Judge Rakoff has published in The New York Review of Books a piece entitled Why You Won’t Get Your Day in Court, in which he describes several factors that have caused ordinary citizens to have less and less access to courts. He argues, for example, that the Supreme Court’s decision in AT&T v. Concepcion, which upheld mandatory arbitration clauses with class action waivers, treated the Seventh Amendment’s right to a jury trial like an “outmoded procedure that could be forfeited in the interest of saving time.”

Judge Rakoff also observed that delegation to administrative agencies contributes to the problem: “Without any obvious support from the Constitution, these agencies, which are branches of the executive, . . . create their own internal courts, with procedures that bear little resemblance to those found in the judiciary.”

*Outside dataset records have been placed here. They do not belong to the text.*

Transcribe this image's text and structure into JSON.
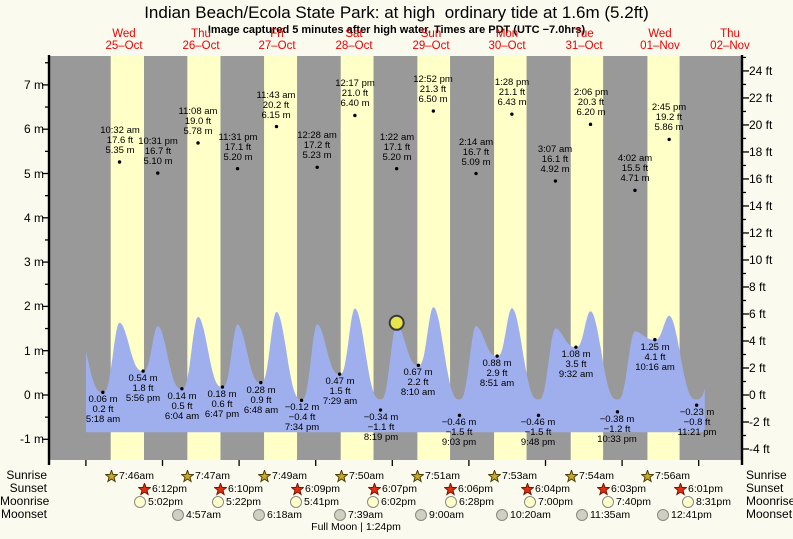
{
  "header": {
    "title": "Indian Beach/Ecola State Park: at high  ordinary tide at 1.6m (5.2ft)",
    "subtitle": "Image captured 5 minutes after high water. Times are PDT (UTC −7.0hrs)"
  },
  "days": [
    {
      "name": "Wed",
      "date": "25–Oct"
    },
    {
      "name": "Thu",
      "date": "26–Oct"
    },
    {
      "name": "Fri",
      "date": "27–Oct"
    },
    {
      "name": "Sat",
      "date": "28–Oct"
    },
    {
      "name": "Sun",
      "date": "29–Oct"
    },
    {
      "name": "Mon",
      "date": "30–Oct"
    },
    {
      "name": "Tue",
      "date": "31–Oct"
    },
    {
      "name": "Wed",
      "date": "01–Nov"
    },
    {
      "name": "Thu",
      "date": "02–Nov"
    }
  ],
  "chart_data": {
    "type": "area",
    "title": "Tide height curve with high/low tide annotations",
    "y_axis_left": {
      "unit": "m",
      "ticks": [
        7,
        6,
        5,
        4,
        3,
        2,
        1,
        0,
        -1
      ]
    },
    "y_axis_right": {
      "unit": "ft",
      "ticks": [
        24,
        22,
        20,
        18,
        16,
        14,
        12,
        10,
        8,
        6,
        4,
        2,
        0,
        -2,
        -4
      ]
    },
    "high_tides": [
      {
        "day": 0,
        "time": "10:32 am",
        "ft": "17.6 ft",
        "m": "5.35 m"
      },
      {
        "day": 0,
        "time": "10:31 pm",
        "ft": "16.7 ft",
        "m": "5.10 m"
      },
      {
        "day": 1,
        "time": "11:08 am",
        "ft": "19.0 ft",
        "m": "5.78 m"
      },
      {
        "day": 1,
        "time": "11:31 pm",
        "ft": "17.1 ft",
        "m": "5.20 m"
      },
      {
        "day": 2,
        "time": "11:43 am",
        "ft": "20.2 ft",
        "m": "6.15 m"
      },
      {
        "day": 3,
        "time": "12:28 am",
        "ft": "17.2 ft",
        "m": "5.23 m"
      },
      {
        "day": 3,
        "time": "12:17 pm",
        "ft": "21.0 ft",
        "m": "6.40 m"
      },
      {
        "day": 4,
        "time": "1:22 am",
        "ft": "17.1 ft",
        "m": "5.20 m"
      },
      {
        "day": 4,
        "time": "12:52 pm",
        "ft": "21.3 ft",
        "m": "6.50 m"
      },
      {
        "day": 5,
        "time": "2:14 am",
        "ft": "16.7 ft",
        "m": "5.09 m"
      },
      {
        "day": 5,
        "time": "1:28 pm",
        "ft": "21.1 ft",
        "m": "6.43 m"
      },
      {
        "day": 6,
        "time": "3:07 am",
        "ft": "16.1 ft",
        "m": "4.92 m"
      },
      {
        "day": 6,
        "time": "2:06 pm",
        "ft": "20.3 ft",
        "m": "6.20 m"
      },
      {
        "day": 7,
        "time": "4:02 am",
        "ft": "15.5 ft",
        "m": "4.71 m"
      },
      {
        "day": 7,
        "time": "2:45 pm",
        "ft": "19.2 ft",
        "m": "5.86 m"
      }
    ],
    "low_tides": [
      {
        "day": 0,
        "m": "0.06 m",
        "ft": "0.2 ft",
        "time": "5:18 am"
      },
      {
        "day": 0,
        "m": "0.54 m",
        "ft": "1.8 ft",
        "time": "5:56 pm"
      },
      {
        "day": 1,
        "m": "0.14 m",
        "ft": "0.5 ft",
        "time": "6:04 am"
      },
      {
        "day": 1,
        "m": "0.18 m",
        "ft": "0.6 ft",
        "time": "6:47 pm"
      },
      {
        "day": 2,
        "m": "0.28 m",
        "ft": "0.9 ft",
        "time": "6:48 am"
      },
      {
        "day": 2,
        "m": "−0.12 m",
        "ft": "−0.4 ft",
        "time": "7:34 pm"
      },
      {
        "day": 3,
        "m": "0.47 m",
        "ft": "1.5 ft",
        "time": "7:29 am"
      },
      {
        "day": 3,
        "m": "−0.34 m",
        "ft": "−1.1 ft",
        "time": "8:19 pm"
      },
      {
        "day": 4,
        "m": "0.67 m",
        "ft": "2.2 ft",
        "time": "8:10 am"
      },
      {
        "day": 4,
        "m": "−0.46 m",
        "ft": "−1.5 ft",
        "time": "9:03 pm"
      },
      {
        "day": 5,
        "m": "0.88 m",
        "ft": "2.9 ft",
        "time": "8:51 am"
      },
      {
        "day": 5,
        "m": "−0.46 m",
        "ft": "−1.5 ft",
        "time": "9:48 pm"
      },
      {
        "day": 6,
        "m": "1.08 m",
        "ft": "3.5 ft",
        "time": "9:32 am"
      },
      {
        "day": 6,
        "m": "−0.38 m",
        "ft": "−1.2 ft",
        "time": "10:33 pm"
      },
      {
        "day": 7,
        "m": "1.25 m",
        "ft": "4.1 ft",
        "time": "10:16 am"
      },
      {
        "day": 7,
        "m": "−0.23 m",
        "ft": "−0.8 ft",
        "time": "11:21 pm"
      }
    ],
    "marker": {
      "high_index": 7,
      "display_height_m": 1.63
    },
    "curve": {
      "peak_display_scale": 0.305,
      "trough_floor_m": -0.1,
      "fill_bottom_m": -0.84
    }
  },
  "astro": {
    "row_labels": [
      "Sunrise",
      "Sunset",
      "Moonrise",
      "Moonset"
    ],
    "sunrise": [
      "7:46am",
      "7:47am",
      "7:49am",
      "7:50am",
      "7:51am",
      "7:53am",
      "7:54am",
      "7:56am"
    ],
    "sunset": [
      "6:12pm",
      "6:10pm",
      "6:09pm",
      "6:07pm",
      "6:06pm",
      "6:04pm",
      "6:03pm",
      "6:01pm"
    ],
    "moonrise": [
      "5:02pm",
      "5:22pm",
      "5:41pm",
      "6:02pm",
      "6:28pm",
      "7:00pm",
      "7:40pm",
      "8:31pm"
    ],
    "moonset": [
      "4:57am",
      "6:18am",
      "7:39am",
      "9:00am",
      "10:20am",
      "11:35am",
      "12:41pm"
    ],
    "moonset_start_day": 1,
    "full_moon": "Full Moon | 1:24pm"
  },
  "colors": {
    "page_bg": "#fbfaee",
    "night_band": "#999999",
    "daylight_band": "#ffffc8",
    "tide_fill": "#9fafee",
    "marker_fill": "#e8e44a",
    "marker_stroke": "#3a3a3a",
    "day_label": "#f00000",
    "sunrise_star": "#c9a82a",
    "sunset_star": "#e03010",
    "moonrise_fill": "#ffffcc",
    "moonset_fill": "#cfcfc2",
    "axis": "#000000"
  }
}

The piece ends by suggesting that, while the problem is largely one for the legislative bodies to address, judges should endeavor to reduce these problems where they can:

This would require a considerable change of thought on the part of many judges. Indeed, it is hardly surprising that judges who often have substantial dockets tend to look favorably on arrangements that will lessen their work burden, whether by mandatory arbitration, denial of jurisdiction, reliance on prosecutors and administrators, or similar measures. Too often, however, such relief morphs into an effective reduction of judicial responsibility, with dire consequences for the long-term ability of the courts to serve as an effective check on the power of the legislature and the executive. Arguably even worse, the situation I’ve described reinforces the belief of citizens that the courts are not an institution to which they can turn for justice, but are simply a remote and expensive luxury reserved for the rich and powerful. If the judges themselves do not take steps to counter this insidious trend, who will?